En nu te beseffen dat ik mijn hele leven heb rondgelopen zoekend naar die liefde die ik nooit gekregen/ervaren heb van mijn vader, altijd maar zoekend en nooit vindend, omdat ik mij zelfs nooit besefte wat ik werkelijk aan het doen was, ik besefte niet waar ik eigenlijk naar op zoek was, en waarom ik deed wat ik deed en werd wat ik geworden ben als persoonlijkheid. Ik was gewoon op zoek naar aanvaarding en liefde, waarvan ik veronderstelde dat ik ze van mijn vader nodig had – die het mij in mijn ogen nooit gegeven had, omdat ook hij dat miste van zijn vader, ook hij was daarnaar op zoek, dus hij was in dat opzicht ook niet in staat om het mij te geven.

En zo zijn we allemaal maar de verloren kinderen op zoek naar aanvaarding en liefde van onze ouders, schijnbaar niet in staat het aan onszelf te geven.

Ik vergeef mezelf dat ik mezelf heb toegestaan en geaccepteerd op zoek te zijn naar liefde van mijn vader

Ik vergeef mezelf dat ik mezelf heb toegestaan en geaccepteerd mijn vader te zien als ‘god de vader’, ‘de almachtige’, waarvan ik liefde verwacht als ‘de goddelijke liefde’ vanuit het geloof dat mijn vader ‘god’ is

Ik vergeef mezelf dat ik mezelf heb toegestaan en geaccepteerd te verwachten/verlangen van mijn vader dat hij van mij houd en dat hij mij aanvaard

Ik vergeef mezelf dat ik mezelf heb toegestaan en geaccepteerd mij afgewezen te voelen door mijn vader en daarom mijn hele leven op zoek te zijn naar de ervaring van aanvaarding en liefde

Ik vergeef mezelf dat ik mezelf heb toegestaan en geaccepteerd mij afgewezen te voelen door mijn ‘omgeving’ en het gevoel te hebben dat ‘andere mensen’ mij afwijzen, als de ervaring die ik heb ervaren tegenover mijn vader

Ik vergeef mezelf dat ik mezelf heb toegestaan en geaccepteerd mezelf te identificeren met mijn vader zijn expressie tegenover mij door mezelf te hebben toegestaan een relatie te vormen met mijn vader waarin ik hem zie als ‘god’ en goedkeuring en validatie van hem wil voor mijn bestaan als ‘het kind van god’
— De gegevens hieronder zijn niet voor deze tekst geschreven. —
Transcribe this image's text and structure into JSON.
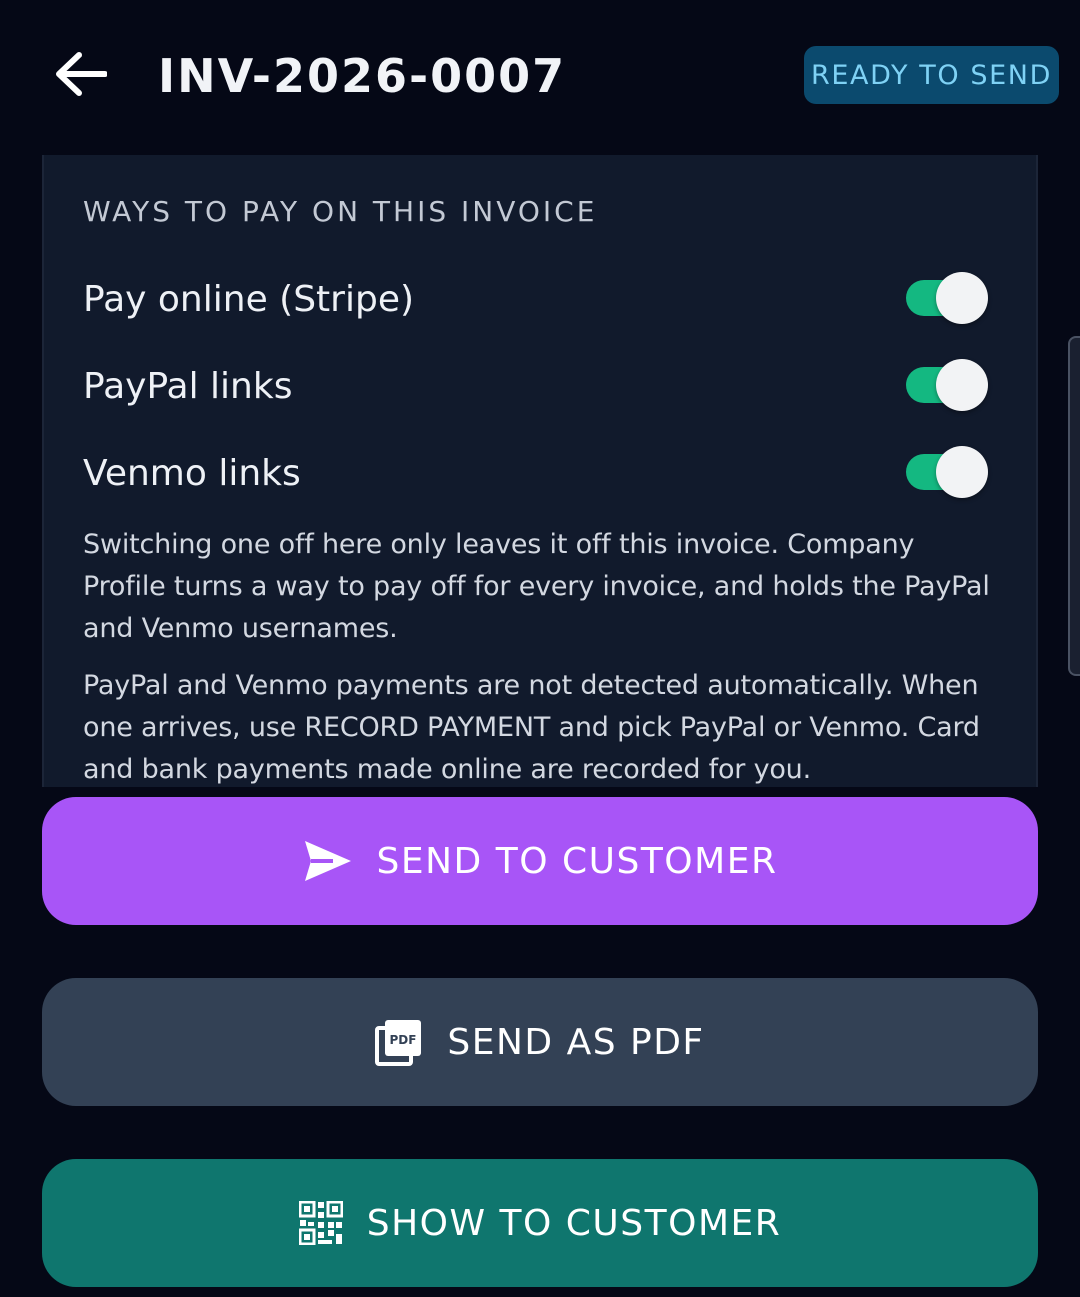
{
  "header": {
    "back_icon": "arrow-left-icon",
    "title": "INV-2026-0007",
    "status": "READY TO SEND",
    "status_color": "#0b4a6e"
  },
  "payment_options": {
    "heading": "WAYS TO PAY ON THIS INVOICE",
    "items": [
      {
        "label": "Pay online (Stripe)",
        "enabled": true
      },
      {
        "label": "PayPal links",
        "enabled": true
      },
      {
        "label": "Venmo links",
        "enabled": true
      }
    ],
    "note_1": "Switching one off here only leaves it off this invoice. Company Profile turns a way to pay off for every invoice, and holds the PayPal and Venmo usernames.",
    "note_2": "PayPal and Venmo payments are not detected automatically. When one arrives, use RECORD PAYMENT and pick PayPal or Venmo. Card and bank payments made online are recorded for you.",
    "toggle_on_color": "#14b881"
  },
  "actions": {
    "send_to_customer": {
      "label": "SEND TO CUSTOMER",
      "icon": "send-icon",
      "color": "#a855f7"
    },
    "send_as_pdf": {
      "label": "SEND AS PDF",
      "icon": "pdf-icon",
      "color": "#334155"
    },
    "show_to_customer": {
      "label": "SHOW TO CUSTOMER",
      "icon": "qr-code-icon",
      "color": "#0f766e"
    }
  }
}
Ik vergeef mezelf dat ik mezelf heb toegestaan medelijden te gebruiken om aandacht/erkenning te krijgen van mijn vader, waarin ik hem probeer te manipuleren zodat hij mij zou opmerken/zien, als een wanhoopsdaad vanuit het geloof dat ik aandacht/erkenning van mijn vader nodig heb

Ik vergeef mezelf dat ik mezelf heb toegestaan mij te laten programmeren als een construct in mezelf waarin ik mezelf automatisch identificeer met mijn vader en moeder die in mezelf als twee beelden bestaan in afscheiding van mezelf, waarin ik mij automatisch identificeer met mijn ouders, met mijn vader zijn expressie tegenover mij, met zijn mening/opinie over mij, waardoor ik mezelf heb toegestaan te geloven dat ik de liefde, goedkeuring en erkenning van mijn vader nodig heb, vanuit dat gepreprogrammeerd construct dat ik had toegestaan te bestaan in mezelf waarin ik mezelf zie als in relatie met mijn ouders, als een ‘onlosmakelijke band’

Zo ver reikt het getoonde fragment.